Choosing the right food for your fish is very important. Good quality food will ensure your fish will live a good long life. First, understand that your fish were born with certain dietary requirements. Different breeds require different foods. Determine if your fish is an omnivore, herbivore, or carnivore.
Next, learn where your fish prefer to eat. Some of your fish are top feeders and some are bottom feeders. Look at where your fish’s mouth is positioned. This will give you a good indication of where they like to eat. If you have bottom feeders, make sure you get some sinking food. Also, do some research to determine if you have fish that are nocturnal feeders. If you do, feed them after you turn off the lights.
Remember, just like any animal, fish need variety in their diets. Use dry, frozen, and live foods. This will ensure your fish have a well balanced diet. Keep all of your fish food fresh. Flake food looses its nutritional value after about a month, so do not buy large quantities.
Many fish owners wonder how much food to feed their fish. Fish will eat whatever food is offered to them. The reason for this is in the wild, fish will often need to go several days without finding a food source, so they stock up whenever food is available. Fish do learn who brings the food, and will often come to the top of the tank when that person is nearby. Owners are often fooled into thinking that the fish are hungry, when in fact they are simple acting on instinct. It is important to have a plan for feeding your fish.
Most fish can be fed once a day. Twice a day is fine as well. Keep the feedings light. Most fish are omnivores, but if you have a herbivore, you will need more frequent feedings, as they do not hold as much in their stomachs.

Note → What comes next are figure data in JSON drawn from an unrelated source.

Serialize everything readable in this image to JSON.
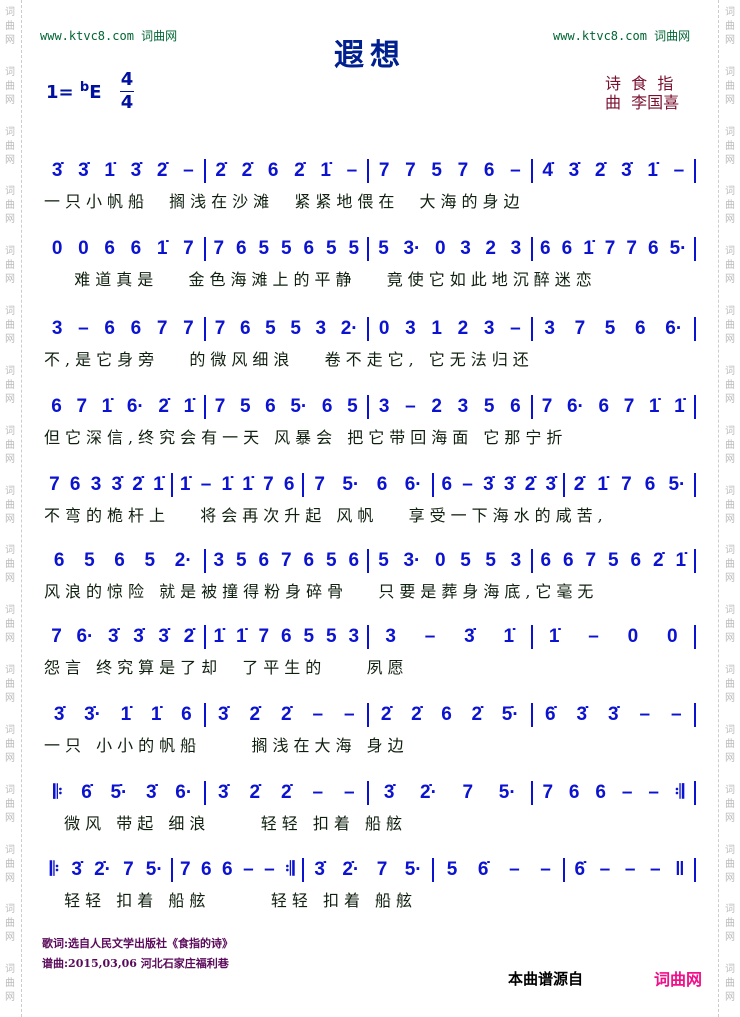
{
  "watermark": {
    "left": "www.ktvc8.com 词曲网",
    "right": "www.ktvc8.com 词曲网",
    "margin_text": "词曲网"
  },
  "title": "遐想",
  "key": {
    "prefix": "1=",
    "flat": "b",
    "note": "E"
  },
  "meter": {
    "top": "4",
    "bottom": "4"
  },
  "credits": {
    "lyricist": "诗  食  指",
    "composer": "曲  李国喜"
  },
  "lines": [
    {
      "measures": [
        "3̇ 3̇ 1̇ 3̇ 2̇ –",
        "2̇ 2̇ 6 2̇ 1̇ –",
        "7 7 5 7 6 –",
        "4̇ 3̇ 2̇ 3̇ 1̇ –"
      ],
      "lyrics": "一只小帆船  搁浅在沙滩  紧紧地偎在  大海的身边"
    },
    {
      "measures": [
        "0 0 6 6 1̇ 7",
        "7 6 5 5 6 5 5",
        "5 3· 0 3 2 3",
        "6 6 1̇ 7 7 6 5·"
      ],
      "lyrics": "   难道真是   金色海滩上的平静   竟使它如此地沉醉迷恋"
    },
    {
      "measures": [
        "3 – 6 6 7 7",
        "7 6 5 5 3 2·",
        "0 3 1 2 3 –",
        "3 7 5 6 6·"
      ],
      "lyrics": "不,是它身旁   的微风细浪   卷不走它, 它无法归还"
    },
    {
      "measures": [
        "6 7 1̇ 6· 2̇ 1̇",
        "7 5 6 5· 6 5",
        "3 – 2 3 5 6",
        "7 6· 6 7 1̇ 1̇"
      ],
      "lyrics": "但它深信,终究会有一天 风暴会 把它带回海面 它那宁折"
    },
    {
      "measures": [
        "7 6 3 3̇ 2̇ 1̇",
        "1̇ – 1̇ 1̇ 7 6",
        "7 5· 6 6·",
        "6 – 3̇ 3̇ 2̇ 3̇",
        "2̇ 1̇ 7 6 5·"
      ],
      "lyrics": "不弯的桅杆上   将会再次升起 风帆   享受一下海水的咸苦,"
    },
    {
      "measures": [
        "6 5 6 5 2·",
        "3 5 6 7 6 5 6",
        "5 3· 0 5 5 3",
        "6 6 7 5 6 2̇ 1̇"
      ],
      "lyrics": "风浪的惊险 就是被撞得粉身碎骨   只要是葬身海底,它毫无"
    },
    {
      "measures": [
        "7 6· 3̇ 3̇ 3̇ 2̇",
        "1̇ 1̇ 7 6 5 5 3",
        "3 – 3̇ 1̇",
        "1̇ – 0 0"
      ],
      "lyrics": "怨言 终究算是了却  了平生的    夙愿"
    },
    {
      "measures": [
        "3̇ 3̇· 1̇ 1̇ 6",
        "3̇ 2̇ 2̇ – –",
        "2̇ 2̇ 6 2̇ 5̇·",
        "6̇ 3̇ 3̇ – –"
      ],
      "lyrics": "一只 小小的帆船     搁浅在大海 身边"
    },
    {
      "measures": [
        "𝄆 6̇ 5̇· 3̇ 6·",
        "3̇ 2̇ 2̇ – –",
        "3̇ 2̇· 7 5·",
        "7 6 6 – – 𝄇"
      ],
      "lyrics": "  微风 带起 细浪     轻轻 扣着 船舷"
    },
    {
      "measures": [
        "𝄆 3̇ 2̇· 7 5·",
        "7 6 6 – – 𝄇",
        "3̇ 2̇· 7 5·",
        "5 6̇ – –",
        "6̇ – – – ‖"
      ],
      "lyrics": "  轻轻 扣着 船舷      轻轻 扣着 船舷"
    }
  ],
  "footer": {
    "lyrics_source": "歌词:选自人民文学出版社《食指的诗》",
    "composed": "谱曲:2015,03,06 河北石家庄福利巷",
    "source_label": "本曲谱源自",
    "source_site": "词曲网"
  },
  "colors": {
    "notes": "#0b12d0",
    "title": "#00208f",
    "credits": "#7a1030",
    "site": "#f0108a"
  }
}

Now, the amount you feed is also important. Too much food leads to a polluted tank, which makes the fish more susceptible to disease. Remember, a fish’s stomach is about as big as its eye. Only feed your fish as much as they will eat completely in under five minutes. It is better to underfeed than overfeed. You can always feed them a little more later, but removing excess food is difficult. If you accidentally overfeed, remove the extra food with your siphon hose or net.

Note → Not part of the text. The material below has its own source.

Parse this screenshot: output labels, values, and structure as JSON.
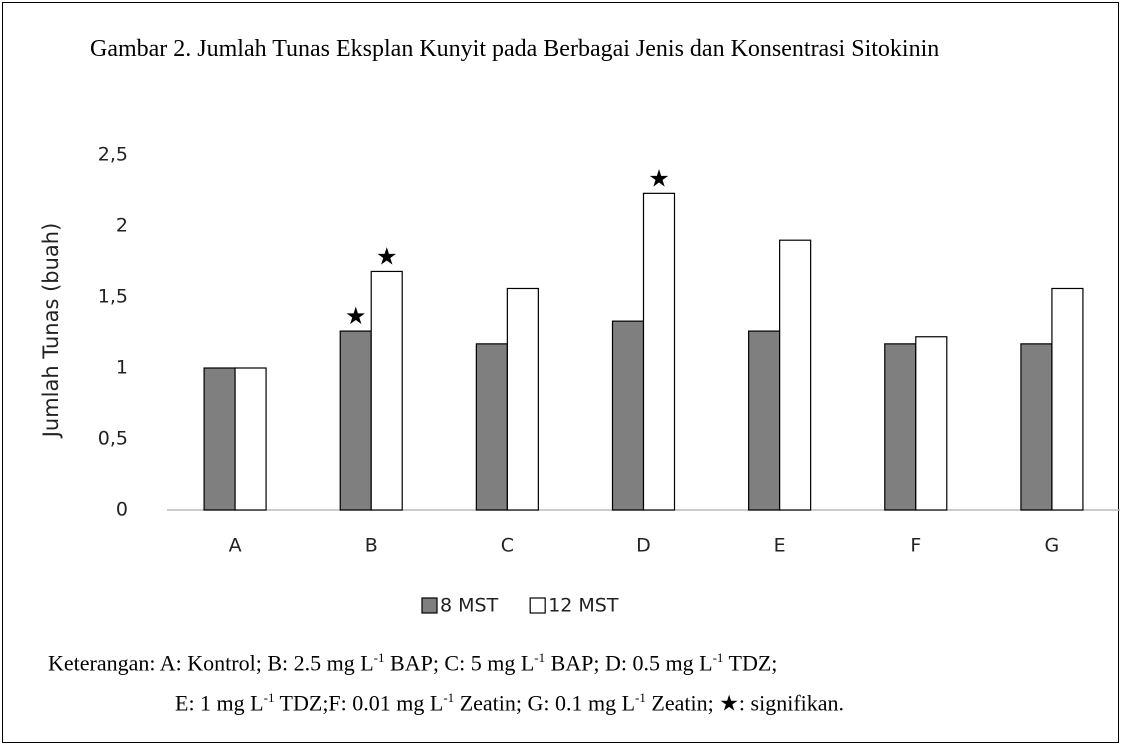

Common flake food is great for most community tanks. The food has a combination of plant and animal products. There are many live foods on the market as well. You can grow your own brine shrimp easily in store-bought hatcheries. Frozen and freeze dried brine shrimp are also a healthy food source. There are many sinking foods on the market as well for bottom feeders. Algae eaters will need algae disks if your tank is clean. Some foods have products in them that enhance the color of your fish. The best way to decide what type of fish food to use is to research the breed of fish you are planning on caring for, which will ensure you get the best possible food for them!